Sick Enough. A Guide to the Medical Complications of Eating Disorders.
By Jennifer L. Gaudiani, MD, CEDS, FAED. New York, NY: Routledge, 276 pp, paperback, $38.34.
In her superb new book, Sick Enough, Dr. Jennifer Gaudiani deftly combines the personal, political, and practical aspects of the medical treatment of eating disorders. She begins by telling us about her background. The oldest of three sisters, she was in medical school when her middle sister developed bulimia nervosa. Her sister suffered for many years (she has now recovered) and Dr. Gaudiani felt “scared and powerless” when her sister was in her illness. Her sister’s courage during her recovery journey, said Dr. Gaudiani, “inspired me to get into this field and take back power so that others might be helped.” Dr. Gaudiani has since become one of the world’s leading specialists in this disorder and reminds us that “illness in a family can bring surprising gifts and awaken opportunities to see the world in a new way.” She encourages family members to advocate for their loved one with the knowledge in this book because so many medical providers “simply haven’t had sufficient experience with eating disorders.”
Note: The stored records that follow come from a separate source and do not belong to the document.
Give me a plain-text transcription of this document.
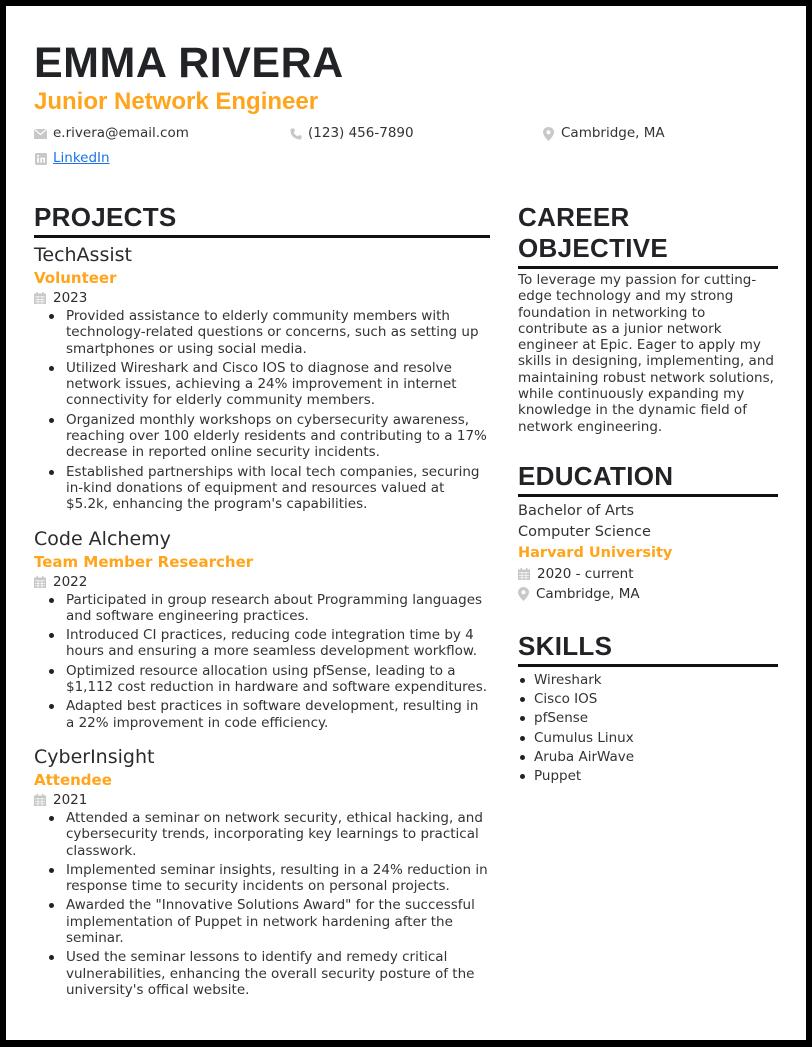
EMMA RIVERA
Junior Network Engineer
e.rivera@email.com	(123) 456-7890	Cambridge, MA
LinkedIn
PROJECTS
TechAssist
Volunteer
2023
Provided assistance to elderly community members with technology-related questions or concerns, such as setting up smartphones or using social media.
Utilized Wireshark and Cisco IOS to diagnose and resolve network issues, achieving a 24% improvement in internet connectivity for elderly community members.
Organized monthly workshops on cybersecurity awareness, reaching over 100 elderly residents and contributing to a 17% decrease in reported online security incidents.
Established partnerships with local tech companies, securing in-kind donations of equipment and resources valued at $5.2k, enhancing the program's capabilities.
Code Alchemy
Team Member Researcher
2022
Participated in group research about Programming languages and software engineering practices.
Introduced CI practices, reducing code integration time by 4 hours and ensuring a more seamless development workflow.
Optimized resource allocation using pfSense, leading to a $1,112 cost reduction in hardware and software expenditures.
Adapted best practices in software development, resulting in a 22% improvement in code efficiency.
CyberInsight
Attendee
2021
Attended a seminar on network security, ethical hacking, and cybersecurity trends, incorporating key learnings to practical classwork.
Implemented seminar insights, resulting in a 24% reduction in response time to security incidents on personal projects.
Awarded the "Innovative Solutions Award" for the successful implementation of Puppet in network hardening after the seminar.
Used the seminar lessons to identify and remedy critical vulnerabilities, enhancing the overall security posture of the university's offical website.
CAREER
OBJECTIVE
To leverage my passion for cutting-edge technology and my strong foundation in networking to contribute as a junior network engineer at Epic. Eager to apply my skills in designing, implementing, and maintaining robust network solutions, while continuously expanding my knowledge in the dynamic field of network engineering.
EDUCATION
Bachelor of Arts
Computer Science
Harvard University
2020 - current
Cambridge, MA
SKILLS
Wireshark
Cisco IOS
pfSense
Cumulus Linux
Aruba AirWave
Puppet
The book is divided into five major sections. The first section goes into all of the medical consequences of starvation caused by AN, avoidant/restrictive food intake disorder (ARFID), or other eating disorders. Dr. Gaudiani does a great job in making complex medical concepts understandable. For example, at the beginning of the chapter on starvation, we are introduced to the concept of the “cave person brain.” This is the part of our brain that responds to starvation – food shortages would have been common for our hunter-gatherer ancestors. The genes that best conserved energy during these periods have survived over time. One successful set of genes lowers sex hormones in times of famine (trying to make babies can be a losing strategy during times of insufficient energy). Another set pushes us to become more anxious and vigilant (making us more likely to find dinner and less likely to become another predator’s dinner). A third winning set lowers metabolism to save energy in ways similar to those of our mammalian relatives. Consider the bear: “All winter, while bears mostly sleep, their metabolic rate falls 75 percent. Their heart rate drops to 10-20 beats a minute, and they breathe once every 45 seconds.” Dr. Gaudiani reminds her patients that “…humans are not bears and shouldn’t ever go into metabolic hibernation. Also, when bears hibernate, they sleep all winter. They don’t, while fasting, work a full-time job, get a 4.0, raise children, connect with friends, keep up on social media or go to the gym. They sleep.”
The next section describes the different types of purging and the medical consequences that they cause. Medical signs, symptoms, diagnostic tests, and treatments are discussed for vomiting and laxative and diuretic abuse. As in other sections of the book, there are illuminating case studies that show tremendous respect for the humans involved in these struggles─people are never reduced to just a collection of organ systems.
The third section, “Patients in Larger Bodies,” focuses on patients with BED in larger bodies as well as discussing implications for any individual in a larger body. Dr. Gaudiani brings much-needed attention to social justice issues as well as the negative consequences of size stigma. Patients, families, and many in the medical professions will benefit from this necessary correction to long-standing prejudicial attitudes and practices.
The fourth section, “The Unmeasurables,” deals with serious medical problems that can co-occur with eating disorders but are difficult to definitively diagnose. Separate chapters deal with irritable bowel syndrome (IBS) and postural orthostatic tachycardia syndrome (POTS).
The last section discusses numerous specific populations, such as patients with diabetes mellitus, orthorexia, and ARFID. There are also chapters covering elite athletes, male patients, gender and sexual minorities, and women’s sexual and reproductive health, as well as chapters covering older patients and those with co-morbid substance abuse.
Dr. Gaudiani weaves the concept of ‘values’ throughout the book: “I invite each of my patients to share with me what really matters to them, what elements of their lives are most important, and what traits make them fundamentally themselves.” This search for values shares much with the development of ethics in classical philosophy – a study of how to live one’s life. The classical virtues, such as the need for courage, practical wisdom and justice are much in evidence in this book. The final chapter: “Caring for the Patient Who Declines Treatment” shows the use of another classical virtue – the need for temperance or moderation. In discussing certain patients with severe and enduring AN, Dr. Gaudiani says: “These are people whose suffering is so immense due to their eating disorder and psychiatric comorbidities, without relief from standard and even experimental treatments, that it is clearly inhumane to require them to suffer further… They deserve to have a voice in electing less aggressive care should they desire.” What makes this book so compelling and helpful is Dr. Gaudiani’s combination of deep medical knowledge and a fundamental respect for each person’s individuality and values.